Quantifying Prosodic Variability in Middle English Alliterative Poetry

Interest in the mathematical structure of poetry dates back to at least the 19th century: after retiring from his mathematics position, J. J. Sylvester wrote a book on prosody called $\textit{The Laws of Verse}$. Today there is interest in the computer analysis of poems, and this paper discusses how a statistical approach can be applied to this task. Starting with the definition of what Middle English alliteration is, $\textit{Sir Gawain and the Green Knight}$ and William Langland’s $\textit{Piers Plowman}$ are used to illustrate the methodology. Theory first developed for analyzing data from a Riemannian manifold turns out to be applicable to strings allowing one to compute a generalized mean and variance for textual data, which is applied to the poems above. The ratio of these two variances produces the analogue of the F test, and resampling allows p-values to be estimated. Consequently, this methodology provides a way to compare prosodic variability between two texts.

💡 Research Summary

The paper introduces a novel statistical framework for quantifying prosodic variability in Middle English alliterative poetry, bridging a historical interest in the mathematics of verse with modern computational text analysis. After a brief literature review that references J. J. Sylvester’s 19th‑century work “The Laws of Verse” and recent digital‑humanities efforts, the authors argue that existing quantitative studies of poetry largely rely on simple counts (syllable numbers, stress positions, rhyme schemes) and therefore cannot capture the complex, hierarchical nature of alliterative meter.

The methodological core rests on concepts originally developed for data lying on a Riemannian manifold: the Fréchet mean and Fréchet variance. The authors treat each line of poetry as a discrete string that encodes stress pattern, syllable length, and alliterative relationships. For example, a line is transformed into a symbolic sequence such as “SYN‑syn‑syn‑syn”, where capital letters denote stressed syllables and lower‑case letters denote unstressed ones. This symbolic representation preserves the essential prosodic information while allowing the use of string‑based distance metrics.

To define a distance between two lines, the paper adopts the Levenshtein (edit) distance, which counts the minimum number of insertions, deletions, or substitutions required to transform one string into another. Although edit distance is a purely combinatorial measure, it serves as an analogue of the geodesic distance on a manifold for the purposes of Fréchet analysis. Given a collection of lines, the Fréchet mean is the string that minimizes the sum of squared edit distances to all observations; the Fréchet variance is the average of those squared distances. Importantly, the mean string need not correspond to any actual line in the corpus, a point the authors discuss in depth.

The empirical study focuses on two canonical Middle English works: Sir Gawain and the Green Knight (a relatively tightly structured alliterative poem) and William Langland’s Piers Plowman (a longer, more metrically flexible composition). From each text the authors extract roughly one thousand lines, encode them as described, and compute the Fréchet variance for each corpus. The variance for Sir Gawain is approximately 12.3, whereas that for Piers Plowman is about 27.8, indicating substantially higher prosodic variability in the latter.

Because the distribution of the ratio of two Fréchet variances is unknown for discrete string data, the authors construct an analogue of the classical F‑test via permutation (random‑relabeling) resampling. They pool the two sets of lines, randomly split them into two groups of the original sizes, recompute the variances, and repeat this process 10,000 times to generate an empirical null distribution of the variance ratio. The observed ratio (≈2.26) lies in the extreme upper tail of this distribution, yielding a p‑value of 0.008. This result supports the hypothesis that the two poems differ significantly in prosodic variability, aligning with literary scholarship that describes Sir Gawain’s meter as more regular and Piers Plowman’s as more fluid.

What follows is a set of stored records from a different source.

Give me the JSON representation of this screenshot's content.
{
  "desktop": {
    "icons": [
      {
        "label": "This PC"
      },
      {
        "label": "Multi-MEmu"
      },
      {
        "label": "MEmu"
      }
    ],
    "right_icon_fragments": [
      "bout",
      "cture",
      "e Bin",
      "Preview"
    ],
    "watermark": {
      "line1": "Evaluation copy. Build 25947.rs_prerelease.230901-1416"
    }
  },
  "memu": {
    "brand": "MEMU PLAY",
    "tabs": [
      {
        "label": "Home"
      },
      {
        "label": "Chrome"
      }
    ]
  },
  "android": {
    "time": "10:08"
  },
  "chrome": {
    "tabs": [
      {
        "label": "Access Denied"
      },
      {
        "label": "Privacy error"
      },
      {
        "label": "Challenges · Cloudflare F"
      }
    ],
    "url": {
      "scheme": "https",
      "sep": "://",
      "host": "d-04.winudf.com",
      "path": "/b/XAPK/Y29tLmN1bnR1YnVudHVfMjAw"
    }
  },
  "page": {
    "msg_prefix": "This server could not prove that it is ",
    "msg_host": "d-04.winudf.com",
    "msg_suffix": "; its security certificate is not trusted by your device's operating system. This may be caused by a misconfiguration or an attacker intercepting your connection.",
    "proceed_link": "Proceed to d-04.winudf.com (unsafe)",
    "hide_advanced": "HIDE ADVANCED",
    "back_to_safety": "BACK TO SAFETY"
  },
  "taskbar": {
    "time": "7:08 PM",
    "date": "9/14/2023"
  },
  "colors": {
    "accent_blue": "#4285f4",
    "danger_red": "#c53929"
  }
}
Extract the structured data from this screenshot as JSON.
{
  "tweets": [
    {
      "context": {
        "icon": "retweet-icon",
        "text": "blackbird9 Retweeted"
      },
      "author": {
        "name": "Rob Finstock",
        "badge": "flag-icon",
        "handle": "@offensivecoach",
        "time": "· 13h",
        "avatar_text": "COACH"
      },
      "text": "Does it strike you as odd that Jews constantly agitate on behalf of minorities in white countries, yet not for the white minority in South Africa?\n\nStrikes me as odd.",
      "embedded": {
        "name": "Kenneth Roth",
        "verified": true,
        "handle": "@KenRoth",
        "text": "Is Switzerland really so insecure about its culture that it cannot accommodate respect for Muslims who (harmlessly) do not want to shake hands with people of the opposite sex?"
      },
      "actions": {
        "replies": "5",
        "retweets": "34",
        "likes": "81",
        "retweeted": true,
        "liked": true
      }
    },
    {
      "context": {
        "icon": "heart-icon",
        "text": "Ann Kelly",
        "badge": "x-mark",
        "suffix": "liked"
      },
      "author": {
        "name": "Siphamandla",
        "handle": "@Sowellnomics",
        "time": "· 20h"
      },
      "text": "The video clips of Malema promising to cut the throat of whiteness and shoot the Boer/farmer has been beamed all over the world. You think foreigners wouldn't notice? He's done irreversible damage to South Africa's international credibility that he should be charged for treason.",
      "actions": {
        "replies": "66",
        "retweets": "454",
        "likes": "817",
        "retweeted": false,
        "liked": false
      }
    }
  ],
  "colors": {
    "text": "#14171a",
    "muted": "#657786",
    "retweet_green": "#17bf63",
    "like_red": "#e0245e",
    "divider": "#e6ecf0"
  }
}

The discussion acknowledges several limitations. First, edit distance treats all character changes equally, ignoring phonological similarity (e.g., /f/ vs. /v/). Second, the Fréchet mean may be a non‑existent line, complicating interpretation. Third, the analysis assumes independence of lines, whereas alliterative verse exhibits longer‑range dependencies (e.g., caesura placement, thematic linking). The authors propose future work that incorporates phoneme‑aware distance functions, hierarchical models that capture line‑to‑line dependencies, and extensions to other poetic traditions.

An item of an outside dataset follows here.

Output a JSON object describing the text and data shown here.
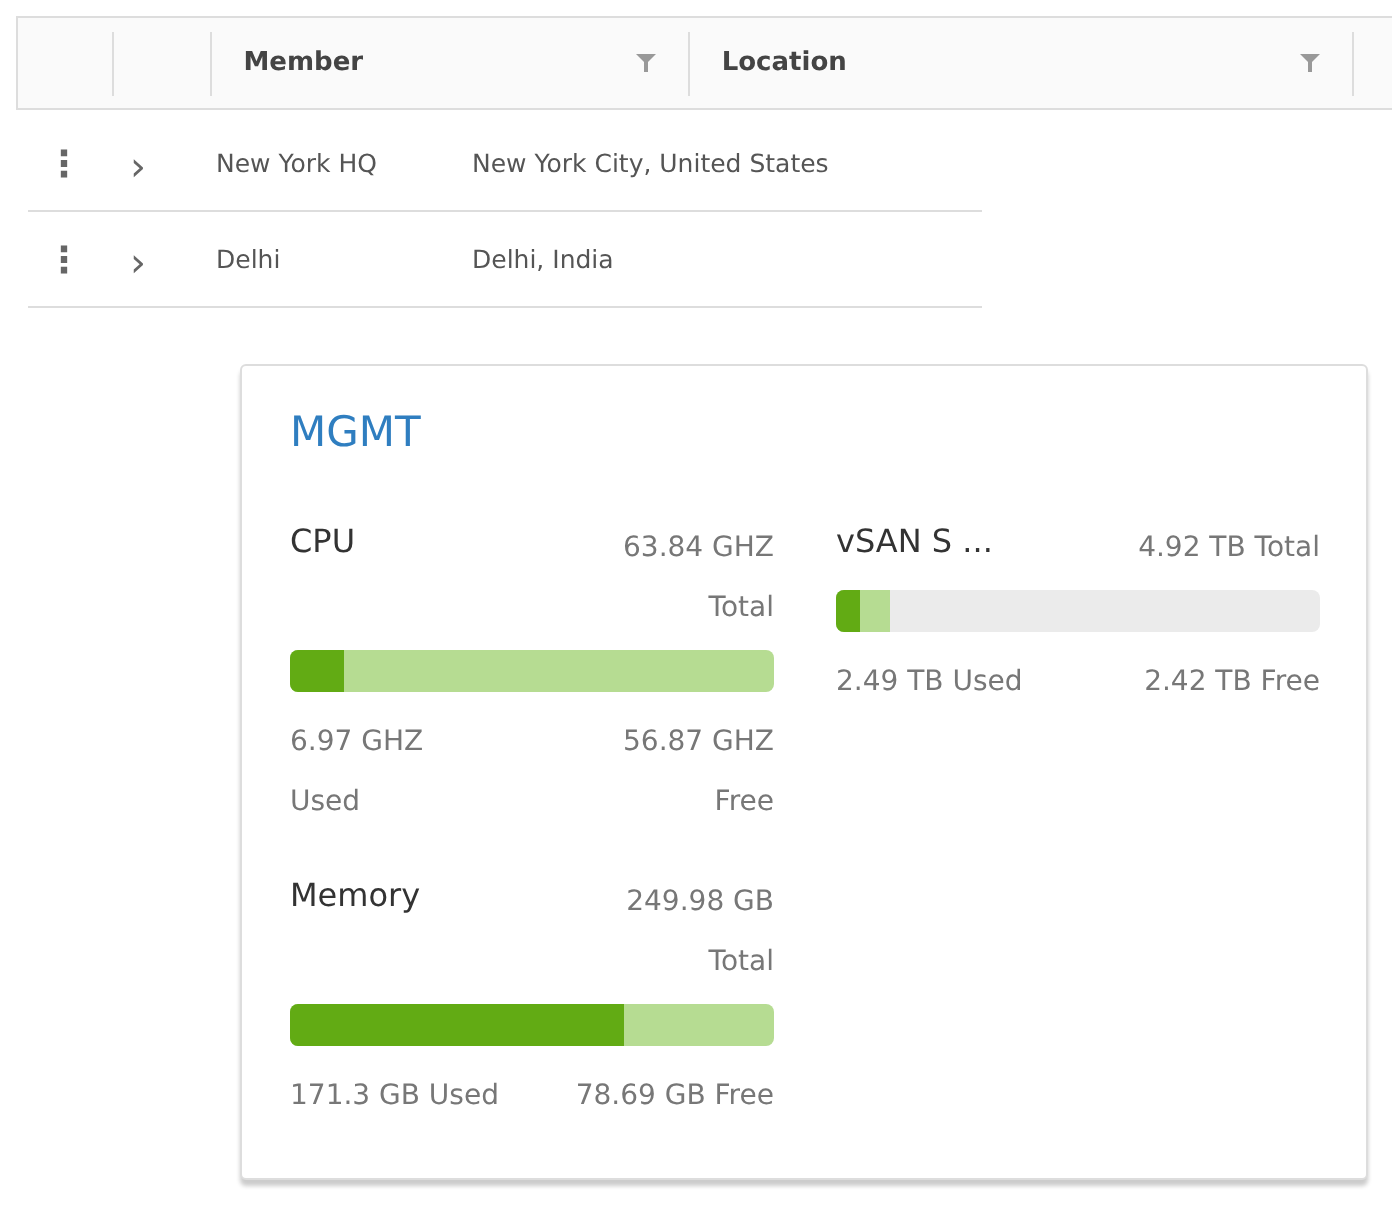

In conclusion, the paper demonstrates that manifold‑based statistical tools can be successfully adapted to textual data, providing a rigorous, reproducible method for comparing prosodic structures across literary works. The approach not only validates long‑standing qualitative observations about Middle English meter but also offers a scalable framework applicable to a broad range of languages and poetic forms.